CYBER TARGET :Names, account numbers and contact data for 1 percent of its North American clients were exposed, but not card security codes
Citigroup Inc said computer hackers breached the bank’s network and
accessed the data of about 200,000 bank card holders in North America,
the latest of a string of cyber attacks on high-profile companies.
Citi
said the names of customers, account numbers and contact information,
including e-mail addresses, were viewed in the breach, which the
Financial Times said was discovered by the bank early last month.
However, Citi said other information such as birthdates, social
security numbers, card expiration dates and card security codes (CVV)
were not compromised.
“We are contacting customers whose
information was impacted. Citi has implemented enhanced procedures to
prevent a recurrence of this type of event,” Sean Kevelighan, a US-based
spokesman, said by e-mail. “For the security of these customers, we are
not disclosing further details.”
In the brief e-mail statement, Citi did not say how the breach had occurred.
Another Citi spokesman, James Griffiths in Hong Kong, said the breach
had affected 1 percent of North American card customers, which the
bank’s annual report says total 21 million.

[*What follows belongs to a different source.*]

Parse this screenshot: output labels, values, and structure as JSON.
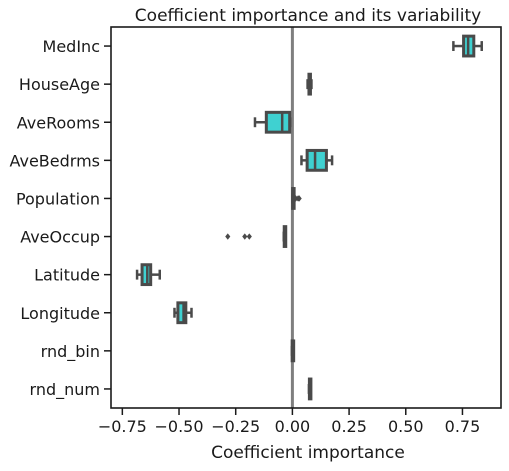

Citigroup joins a growing list of companies that have suffered cyber attacks.
Data
storage firm EMC Ltd this week offered to replace millions of
electronic keys after hackers used data from its RSA security division
to break into the network of arms supplier and information technology
provider Lockheed Martin, while Google Inc last week revealed a major
attack on its Gmail accounts targeting, among others, senior US
government officials that it said appeared to originate in China.
In
Tokyo, Sony said it would restore all Qriocity online music and video
distribution services yesterday everywhere except Japan, after shutting
it and its PlayStation Network down in April due to hacker attacks.
The company said in a statement that it would announce the restoration of Qriocity services in Japan when they become available.
Sony
has already restored all PlayStation Network services everywhere except
Japan, Hong Kong and South Korea, enabling users in the Americas and
Europe and much of Asia to buy and download games online.
Meanwhile,
Sony Marketing, the Tokyo-based company that markets and sells Sony
products in Japan, said yesterday that an unidentified person might have
stolen “Sony points” from customers’ accounts by using their e-mail
addresses.
That person may have exchanged the points worth about ¥280,000
(US$3,500 ) for shopping coupons that could be used to buy Sony
products, the company said.
A total of 95 e-mail addresses were
involved in the case, but the company said there was “no trace of
leakage from our company of personal information including e-mail
addresses and passwords,” Sony Marketing said.
A Sony spokesman
said there was no evidence that the marketing firm’s security had been
breached but how the points were stolen was yet to be investigated.